UK Chancellor Rishi Sunak has found an ingenious scheme to ensure that Britain never recovers from the economic damage caused by the lockdown: a ‘green industrial revolution.’

According to The Times of London:

Rishi Sunak is planning a ‘green industrial revolution’ to help to create jobs for people who are made redundant because of the pandemic.

The chancellor is preparing to bolster the government’s investment in clean energy as part of an economic stimulus package next month. There could also be a fund to help to ‘reskill’ workers so they can get green jobs in areas such as insulation upgrades, offshore wind and carbon capture.

The measures are understood to go significantly beyond the Conservatives’ manifesto commitment to create two million jobs in clean energy within the next decade. The Tories have promised to cut greenhouse gas emissions to ‘net zero’ by 2050.

A green industrial revolution is a bit like the original industrial revolution, except for one or two crucial differences: instead of boosting prosperity, creating jobs and stimulating economic growth, it does the exact opposite.

For example, a study by economics professor Dr Gabriel Calzada Alvarez of Madrid’s University of Rey Juan Carlos found that for every ‘green job’ created by the Spanish government, another 2.2 jobs were destroyed in the real economy.

Another study, this time in the UK, found that for every green job created by government ‘investment’ in the renewables industry, 3.7 jobs were destroyed in the real economy.

Sunak’s plan to squander yet more taxpayers’ money on green, crony-capitalist boondoggles is depressing but not remotely surprising.

Dr John Constable, energy editor of the Global Warming Policy Foundation (GWPF), warned that this was going to happen in a short paper published last month ‘The Fatal Attraction of a Post-Covid Green New Deal.’

Constable says that Net Zero – Britain’s answer to the Green New Deal – was ‘deeply unwise’ even before the economic collapse caused by the government’s response to the Chinese coronavirus.

But in the post-Covid-19 world we now inhabit – economies in a state of ‘deep contraction’, against a background of ‘highly significant increases in geopolitical tension’ – it is more foolish still.

‘One might think that in such a context, those still lobbying for Net Zero would be desperately worried, but this would be a facile error. In fact, the greens and their corporate collaborators see this as a great opportunity, and in my judgement they are correct. Administrations around the world will indeed be very tempted to use tax- and levy-funded public spending badges as ‘low carbon investment’ to provide a stimulus to post-Covid economies. It is perfectly true that this would create a large wealth transfer in an already contracting economy, delivering great absolute and relative wealth to those invested in the green industries, with corresponding transfers of socio-political power, but even if they understood that outcome, the bureaucracy will press on, barely restrained if at all by elected representatives.’
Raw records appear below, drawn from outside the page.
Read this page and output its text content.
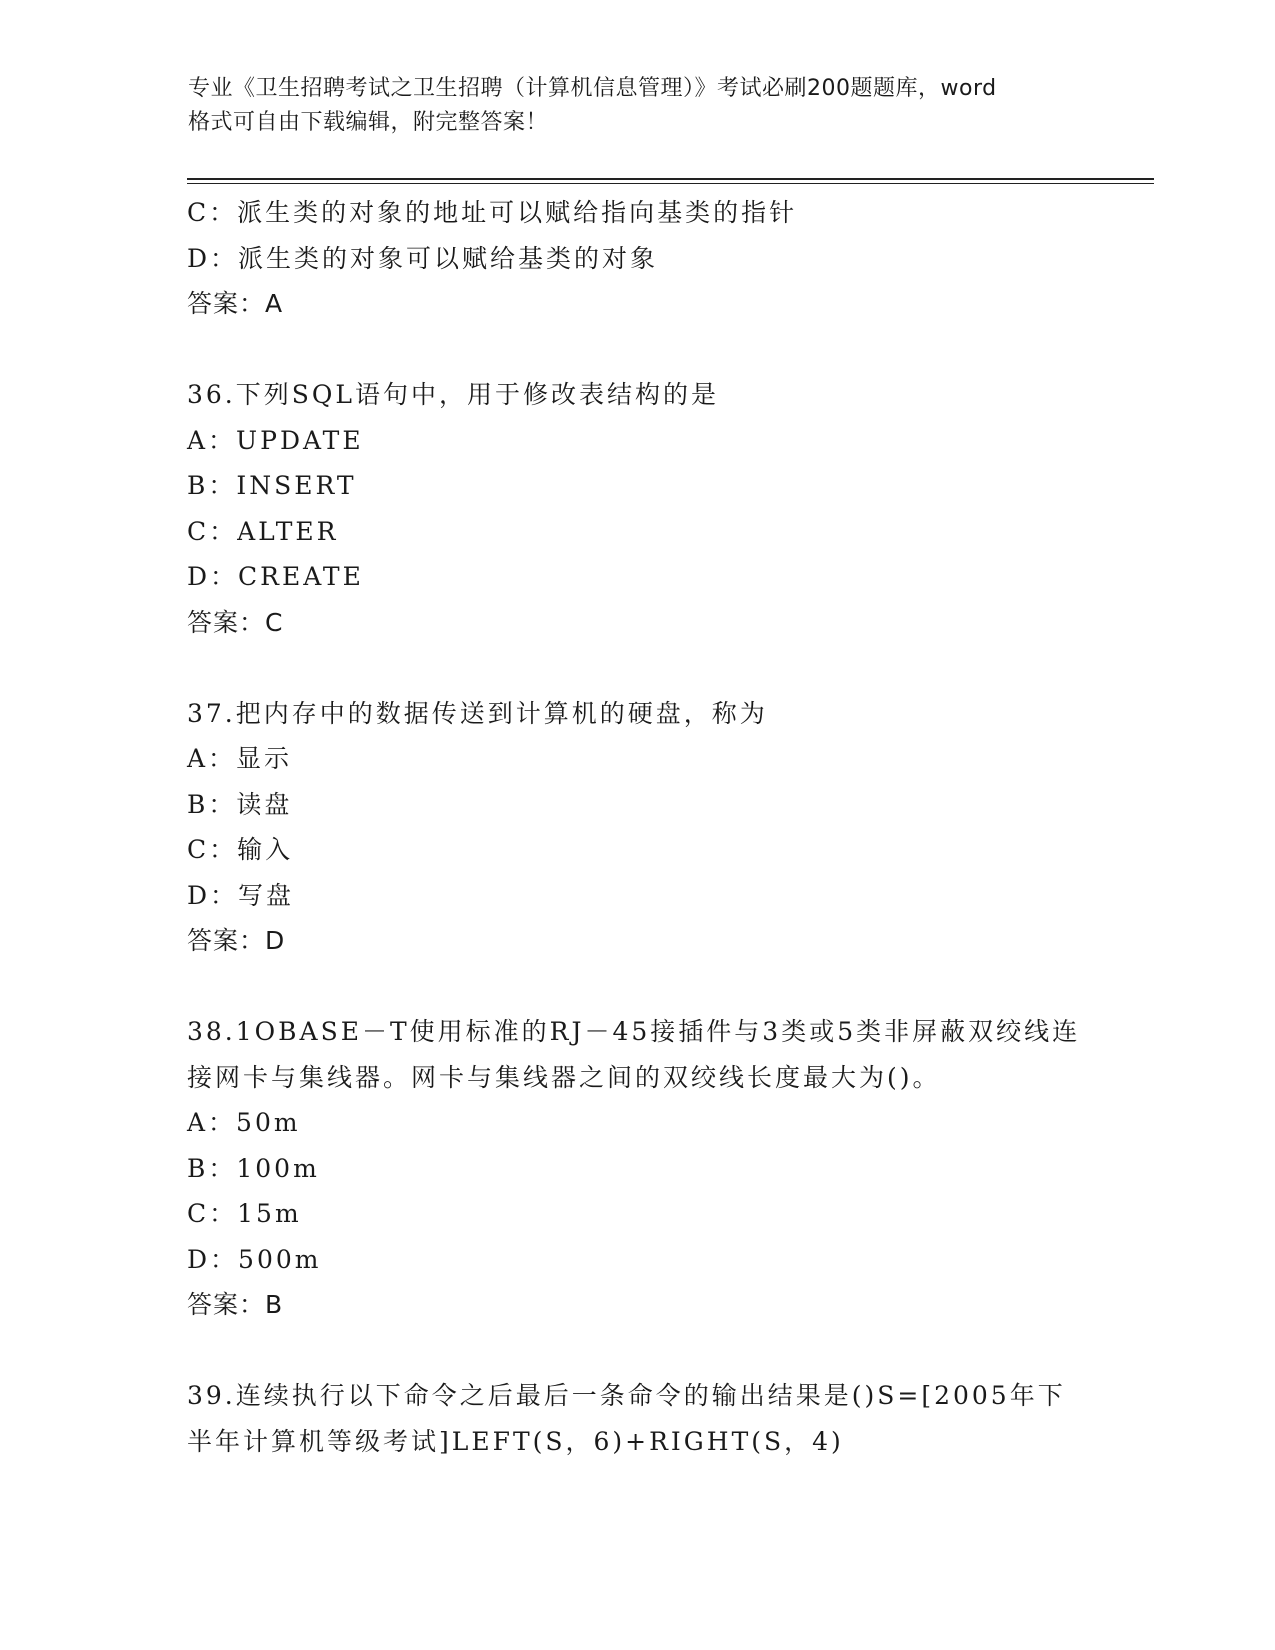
专业《卫生招聘考试之卫生招聘（计算机信息管理）》考试必刷200题题库，word
格式可自由下载编辑，附完整答案！
C：派生类的对象的地址可以赋给指向基类的指针
D：派生类的对象可以赋给基类的对象
答案：A
36.下列SQL语句中，用于修改表结构的是
A：UPDATE
B：INSERT
C：ALTER
D：CREATE
答案：C
37.把内存中的数据传送到计算机的硬盘，称为
A：显示
B：读盘
C：输入
D：写盘
答案：D
38.1OBASE－T使用标准的RJ－45接插件与3类或5类非屏蔽双绞线连接网卡与集线器。网卡与集线器之间的双绞线长度最大为()。
A：50m
B：100m
C：15m
D：500m
答案：B
39.连续执行以下命令之后最后一条命令的输出结果是()S=[2005年下半年计算机等级考试]LEFT(S，6)+RIGHT(S，4)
There is going to be no escaping this looming disaster, caused by a mass outbreak of green groupthink at virtually every level of the Boris Johnson administration – from Prime Ministerial girlfriends (green activist Carrie Symonds) to key members of the quadrumvirate (Greenest Gove ever), from Prime Ministerial advisors (Dom Cummings) to formerly sound Tory MPs who definitely aren’t any more because they’ve been put on the payroll and have to spout whatever eco bilge they are told to spout.

In the latter category, we can include Energy Minister Kwasi Kwarteng who, shamingly, can now be heard spouting drivel about how the UK is going to become a ‘world leader in tackling climate change’ by launching a carbon Emissions Trading Scheme (ETS).

Meanwhile, as Western nations choose to hobble their recoveries by burdening their economies with more expensive energy, the Eastern powers, led by China, are heading in the opposite direction.

According to the Times, China is upping its coal usage:

However, Wood Mackenzie estimates that demand for thermal coal — the type used primarily in power stations (as distinct from coking coal for steelmaking) — had already fallen to about 556 million tonnes in the US last year, with Europe at about 534 million tonnes.

By contrast, China consumed about 3.6 billion tonnes of thermal coal, or roughly half of global demand, followed by India on 946 million tonnes — and in Asia-Pacific there is “still a huge amount of coal [power] generation getting added this year”.

The consultancy estimates that there will be a net increase in coal-fired power capacity globally this year, with 22 gigawatts of closures in Europe and the US easily offset by 49 gigawatts of plants opening in Asia-Pacific.

China is also — Reuters reports — driving global oil demand:

China’s oil demand has recovered to more than 90% of the levels seen before the coronavirus pandemic struck early this year, a surprisingly robust rebound that could be mirrored elsewhere in the third quarter as more countries emerge from lockdowns.

As Oscar Wilde’s Lady Bracknell almost said, ‘to commit one major act of economic suicide in a year may be regarded as a misfortune, but to commit a second one in the same year looks like carelessness.’

What exactly did Britain do to deserve a Conservative government quite this lumpen, embarrassing and un-Conservative? And given that the Opposition is actually even worse what can we possibly do to save ourselves from this ongoing, slow-motion train wreck of a disaster?